In this index study, there was a significant correlation between PEF and FEV1. These findings are similar to the work of Gautrin, et al16 who found a high correlation between FEV1 and PEF among their study subjects. A study among acute asthmatics in Korea by Iseon, et al17 also revealed a high correlation between PEF and FEV1, but PEF was found to underestimate severity of bronchial obstruction in acute asthma. However, change in FEV1 was only moderately associated with change in PEF in another study.18


This study showed a statistically significant correlation between PEF and FEV1 among the study subjects. Since PEF correlates with FEV1 and peak flow meter is portable, affordable and accessible, the use of peak flow metres should be encouraged as self-monitoring tools of airway obstruction and a tool for monitoring the response to a bronchodilator therapy among patients with bronchial asthma.

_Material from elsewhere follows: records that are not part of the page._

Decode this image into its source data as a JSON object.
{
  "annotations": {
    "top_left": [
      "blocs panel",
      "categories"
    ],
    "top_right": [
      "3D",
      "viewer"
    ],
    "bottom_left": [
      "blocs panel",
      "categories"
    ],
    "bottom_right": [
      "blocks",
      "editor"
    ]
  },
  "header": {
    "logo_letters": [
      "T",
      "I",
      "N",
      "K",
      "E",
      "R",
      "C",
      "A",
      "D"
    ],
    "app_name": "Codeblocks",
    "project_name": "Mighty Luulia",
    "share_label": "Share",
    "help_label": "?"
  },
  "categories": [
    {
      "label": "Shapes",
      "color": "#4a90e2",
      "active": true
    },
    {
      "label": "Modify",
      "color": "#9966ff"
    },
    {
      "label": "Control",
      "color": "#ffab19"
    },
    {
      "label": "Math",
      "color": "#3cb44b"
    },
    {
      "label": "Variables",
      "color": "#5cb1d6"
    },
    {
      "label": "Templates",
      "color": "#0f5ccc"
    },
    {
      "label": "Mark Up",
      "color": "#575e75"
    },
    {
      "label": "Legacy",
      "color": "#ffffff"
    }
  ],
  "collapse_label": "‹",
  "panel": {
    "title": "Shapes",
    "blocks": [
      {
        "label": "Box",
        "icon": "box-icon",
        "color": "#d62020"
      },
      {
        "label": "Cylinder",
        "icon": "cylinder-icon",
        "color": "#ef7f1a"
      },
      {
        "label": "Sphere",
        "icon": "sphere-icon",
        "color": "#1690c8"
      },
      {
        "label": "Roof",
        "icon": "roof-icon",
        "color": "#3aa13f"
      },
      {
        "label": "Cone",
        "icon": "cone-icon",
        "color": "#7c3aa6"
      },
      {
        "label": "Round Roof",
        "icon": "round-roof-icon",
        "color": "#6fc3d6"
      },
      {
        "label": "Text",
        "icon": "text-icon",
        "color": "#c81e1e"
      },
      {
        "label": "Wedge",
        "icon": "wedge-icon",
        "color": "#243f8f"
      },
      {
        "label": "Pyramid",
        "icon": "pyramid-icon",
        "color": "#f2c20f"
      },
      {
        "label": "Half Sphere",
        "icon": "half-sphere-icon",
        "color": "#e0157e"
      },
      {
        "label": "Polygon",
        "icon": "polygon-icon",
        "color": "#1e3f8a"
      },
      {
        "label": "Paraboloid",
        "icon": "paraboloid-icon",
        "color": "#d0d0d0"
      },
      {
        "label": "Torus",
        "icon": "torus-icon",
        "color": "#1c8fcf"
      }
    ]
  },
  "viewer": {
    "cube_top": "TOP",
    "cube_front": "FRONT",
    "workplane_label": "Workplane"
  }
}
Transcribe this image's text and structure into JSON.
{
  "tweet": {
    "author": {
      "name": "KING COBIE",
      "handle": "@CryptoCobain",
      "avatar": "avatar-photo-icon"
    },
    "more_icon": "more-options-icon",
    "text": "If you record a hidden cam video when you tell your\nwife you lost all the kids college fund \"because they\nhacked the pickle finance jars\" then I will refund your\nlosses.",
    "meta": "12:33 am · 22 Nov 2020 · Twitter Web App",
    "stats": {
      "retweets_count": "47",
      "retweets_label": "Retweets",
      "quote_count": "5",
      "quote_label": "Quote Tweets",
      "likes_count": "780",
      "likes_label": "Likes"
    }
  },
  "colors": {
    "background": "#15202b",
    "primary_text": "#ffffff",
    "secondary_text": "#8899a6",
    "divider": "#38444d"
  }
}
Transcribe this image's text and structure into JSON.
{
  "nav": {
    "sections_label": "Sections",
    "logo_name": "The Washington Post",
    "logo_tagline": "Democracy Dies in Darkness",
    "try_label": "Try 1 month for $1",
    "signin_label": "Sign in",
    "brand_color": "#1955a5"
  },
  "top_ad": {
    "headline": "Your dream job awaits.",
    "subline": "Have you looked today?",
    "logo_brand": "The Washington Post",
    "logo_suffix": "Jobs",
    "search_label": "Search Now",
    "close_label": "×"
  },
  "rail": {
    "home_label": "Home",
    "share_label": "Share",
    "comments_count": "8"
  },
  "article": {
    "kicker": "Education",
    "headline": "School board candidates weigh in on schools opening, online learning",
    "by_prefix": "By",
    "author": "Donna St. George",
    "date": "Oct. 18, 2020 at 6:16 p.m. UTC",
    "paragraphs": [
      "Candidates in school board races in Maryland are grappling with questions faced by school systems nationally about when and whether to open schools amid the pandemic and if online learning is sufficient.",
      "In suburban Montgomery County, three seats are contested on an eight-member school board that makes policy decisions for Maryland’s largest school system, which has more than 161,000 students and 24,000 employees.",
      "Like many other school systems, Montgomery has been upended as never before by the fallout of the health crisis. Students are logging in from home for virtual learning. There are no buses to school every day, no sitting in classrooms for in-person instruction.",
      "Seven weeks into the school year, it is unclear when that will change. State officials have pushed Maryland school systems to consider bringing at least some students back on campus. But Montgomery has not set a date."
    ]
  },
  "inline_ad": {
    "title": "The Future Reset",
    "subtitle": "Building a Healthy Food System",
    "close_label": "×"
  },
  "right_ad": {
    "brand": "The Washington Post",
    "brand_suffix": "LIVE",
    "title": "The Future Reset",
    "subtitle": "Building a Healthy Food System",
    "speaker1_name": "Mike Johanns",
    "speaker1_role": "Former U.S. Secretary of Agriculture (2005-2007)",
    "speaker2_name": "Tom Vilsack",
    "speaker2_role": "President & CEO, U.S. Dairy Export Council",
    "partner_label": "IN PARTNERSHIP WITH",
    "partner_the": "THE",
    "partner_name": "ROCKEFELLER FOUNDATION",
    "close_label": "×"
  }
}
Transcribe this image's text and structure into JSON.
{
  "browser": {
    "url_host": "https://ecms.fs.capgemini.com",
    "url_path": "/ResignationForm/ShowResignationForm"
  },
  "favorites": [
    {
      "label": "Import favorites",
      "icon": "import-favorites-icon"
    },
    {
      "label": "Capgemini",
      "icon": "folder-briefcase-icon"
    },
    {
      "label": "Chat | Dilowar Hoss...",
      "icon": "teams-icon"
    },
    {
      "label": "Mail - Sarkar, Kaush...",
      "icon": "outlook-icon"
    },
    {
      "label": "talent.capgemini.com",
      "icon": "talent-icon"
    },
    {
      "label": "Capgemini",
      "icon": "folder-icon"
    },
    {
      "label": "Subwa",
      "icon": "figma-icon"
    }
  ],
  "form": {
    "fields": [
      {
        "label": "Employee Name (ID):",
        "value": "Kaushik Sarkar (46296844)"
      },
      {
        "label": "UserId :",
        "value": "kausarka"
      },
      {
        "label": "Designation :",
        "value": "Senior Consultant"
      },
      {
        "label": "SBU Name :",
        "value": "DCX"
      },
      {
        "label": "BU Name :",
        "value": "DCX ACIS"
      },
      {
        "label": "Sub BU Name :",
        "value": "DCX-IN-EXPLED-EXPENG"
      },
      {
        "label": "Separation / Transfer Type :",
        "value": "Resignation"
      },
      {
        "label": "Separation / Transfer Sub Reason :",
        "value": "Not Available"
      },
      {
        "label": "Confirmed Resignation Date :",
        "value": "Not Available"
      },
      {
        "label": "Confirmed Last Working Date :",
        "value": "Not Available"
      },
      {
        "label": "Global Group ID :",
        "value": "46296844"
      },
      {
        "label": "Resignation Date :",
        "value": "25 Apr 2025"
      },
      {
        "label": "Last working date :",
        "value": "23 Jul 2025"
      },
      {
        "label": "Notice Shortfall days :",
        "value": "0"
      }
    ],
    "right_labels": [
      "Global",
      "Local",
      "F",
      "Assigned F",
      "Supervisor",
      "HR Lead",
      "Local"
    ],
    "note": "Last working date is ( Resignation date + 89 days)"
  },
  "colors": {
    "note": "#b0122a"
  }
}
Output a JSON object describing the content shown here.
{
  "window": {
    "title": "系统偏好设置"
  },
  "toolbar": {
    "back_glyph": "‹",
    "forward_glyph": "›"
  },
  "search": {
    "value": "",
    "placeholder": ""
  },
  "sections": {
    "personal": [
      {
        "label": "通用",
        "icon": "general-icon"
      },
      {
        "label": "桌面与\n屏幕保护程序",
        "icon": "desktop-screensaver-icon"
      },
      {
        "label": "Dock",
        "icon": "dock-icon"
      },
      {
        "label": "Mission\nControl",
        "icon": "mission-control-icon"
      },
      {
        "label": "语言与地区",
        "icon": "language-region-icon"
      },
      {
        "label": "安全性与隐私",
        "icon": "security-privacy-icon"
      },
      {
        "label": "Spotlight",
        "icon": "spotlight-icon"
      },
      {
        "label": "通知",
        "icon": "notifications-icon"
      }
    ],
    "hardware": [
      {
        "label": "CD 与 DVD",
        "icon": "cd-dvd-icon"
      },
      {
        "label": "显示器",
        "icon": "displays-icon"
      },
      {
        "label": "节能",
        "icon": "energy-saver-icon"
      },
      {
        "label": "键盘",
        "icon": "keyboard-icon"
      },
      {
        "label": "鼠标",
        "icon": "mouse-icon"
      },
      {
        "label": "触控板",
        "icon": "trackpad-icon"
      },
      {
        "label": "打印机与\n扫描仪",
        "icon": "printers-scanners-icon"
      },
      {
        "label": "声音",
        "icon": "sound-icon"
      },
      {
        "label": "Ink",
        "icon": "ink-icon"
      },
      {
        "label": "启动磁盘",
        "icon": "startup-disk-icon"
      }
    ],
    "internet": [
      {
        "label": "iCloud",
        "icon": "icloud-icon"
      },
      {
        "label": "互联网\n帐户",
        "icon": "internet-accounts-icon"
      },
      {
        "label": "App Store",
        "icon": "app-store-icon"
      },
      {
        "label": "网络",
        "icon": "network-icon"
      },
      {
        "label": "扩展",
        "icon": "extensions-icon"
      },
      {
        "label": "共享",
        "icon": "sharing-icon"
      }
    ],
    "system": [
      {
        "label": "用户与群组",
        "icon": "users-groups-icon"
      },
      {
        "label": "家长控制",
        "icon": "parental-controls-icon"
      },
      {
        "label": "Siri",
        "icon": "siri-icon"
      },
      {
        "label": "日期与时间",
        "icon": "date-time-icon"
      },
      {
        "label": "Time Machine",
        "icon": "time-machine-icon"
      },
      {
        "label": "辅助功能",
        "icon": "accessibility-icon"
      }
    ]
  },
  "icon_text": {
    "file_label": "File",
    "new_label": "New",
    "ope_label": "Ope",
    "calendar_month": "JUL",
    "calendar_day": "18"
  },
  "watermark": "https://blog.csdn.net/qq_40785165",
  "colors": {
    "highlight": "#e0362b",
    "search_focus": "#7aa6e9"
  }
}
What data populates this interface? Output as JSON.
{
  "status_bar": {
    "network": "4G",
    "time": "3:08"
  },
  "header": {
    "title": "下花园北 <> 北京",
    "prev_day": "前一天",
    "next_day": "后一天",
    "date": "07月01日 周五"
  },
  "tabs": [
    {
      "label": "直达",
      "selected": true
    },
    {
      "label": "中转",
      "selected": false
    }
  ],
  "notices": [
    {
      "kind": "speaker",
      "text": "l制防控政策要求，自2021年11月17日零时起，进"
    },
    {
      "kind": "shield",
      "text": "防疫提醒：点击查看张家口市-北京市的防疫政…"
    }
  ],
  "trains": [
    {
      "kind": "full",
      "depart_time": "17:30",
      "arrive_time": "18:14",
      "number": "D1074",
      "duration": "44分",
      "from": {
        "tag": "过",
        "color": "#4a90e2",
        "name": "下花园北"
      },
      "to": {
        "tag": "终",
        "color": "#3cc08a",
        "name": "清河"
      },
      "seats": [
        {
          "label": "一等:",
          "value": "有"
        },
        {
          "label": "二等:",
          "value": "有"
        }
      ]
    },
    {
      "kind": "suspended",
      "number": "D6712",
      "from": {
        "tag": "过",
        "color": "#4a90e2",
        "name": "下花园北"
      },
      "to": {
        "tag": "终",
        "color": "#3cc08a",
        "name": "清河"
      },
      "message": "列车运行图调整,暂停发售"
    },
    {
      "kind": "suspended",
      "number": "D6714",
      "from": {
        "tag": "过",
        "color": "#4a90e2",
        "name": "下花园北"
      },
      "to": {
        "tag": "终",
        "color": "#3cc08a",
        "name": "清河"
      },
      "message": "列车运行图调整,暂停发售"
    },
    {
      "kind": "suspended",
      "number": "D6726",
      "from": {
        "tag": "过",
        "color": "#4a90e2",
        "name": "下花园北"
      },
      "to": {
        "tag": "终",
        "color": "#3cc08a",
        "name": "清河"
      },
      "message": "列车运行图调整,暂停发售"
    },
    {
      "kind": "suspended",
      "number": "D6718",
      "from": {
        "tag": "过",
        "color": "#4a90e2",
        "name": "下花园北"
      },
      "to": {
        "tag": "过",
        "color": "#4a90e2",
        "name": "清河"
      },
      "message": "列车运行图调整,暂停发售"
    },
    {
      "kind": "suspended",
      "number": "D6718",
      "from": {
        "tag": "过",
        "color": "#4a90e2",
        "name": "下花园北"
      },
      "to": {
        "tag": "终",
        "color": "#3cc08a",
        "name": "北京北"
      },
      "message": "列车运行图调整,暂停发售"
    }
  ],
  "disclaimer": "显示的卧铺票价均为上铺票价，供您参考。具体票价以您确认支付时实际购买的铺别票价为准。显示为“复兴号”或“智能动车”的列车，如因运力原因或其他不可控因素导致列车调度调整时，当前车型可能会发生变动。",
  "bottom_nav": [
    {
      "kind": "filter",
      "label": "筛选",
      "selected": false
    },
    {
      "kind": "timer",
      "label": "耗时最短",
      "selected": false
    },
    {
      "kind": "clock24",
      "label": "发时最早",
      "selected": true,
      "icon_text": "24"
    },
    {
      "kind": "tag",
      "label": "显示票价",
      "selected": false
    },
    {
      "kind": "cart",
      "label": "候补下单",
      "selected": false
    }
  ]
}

The relatively small sample size of this study could limit the generalization of the findings to the general population of asthmatics.


The authors wish to express our profound gratitude to all staff of the Respiratory Unit, Department of Internal Medicine, OAUTHC Ile-lfe and OAUTHC, Wesley Guild Hospital, Ilesa for their support. We also thank all the study subjects for their cooperation.


Author JJ conceptualized the research, collected data and wrote the draft of the manuscript. Author ATE conducted data analysis. Author IPO prepared the final draft of the manuscript. All authors read and approved the final draft of the manuscript.




The authors declare that there are no competing interests.


Ethical clearance was obtained from the Research and Ethical Clearance Committee, OAUTHC and informed consent was obtained from all the study subjects.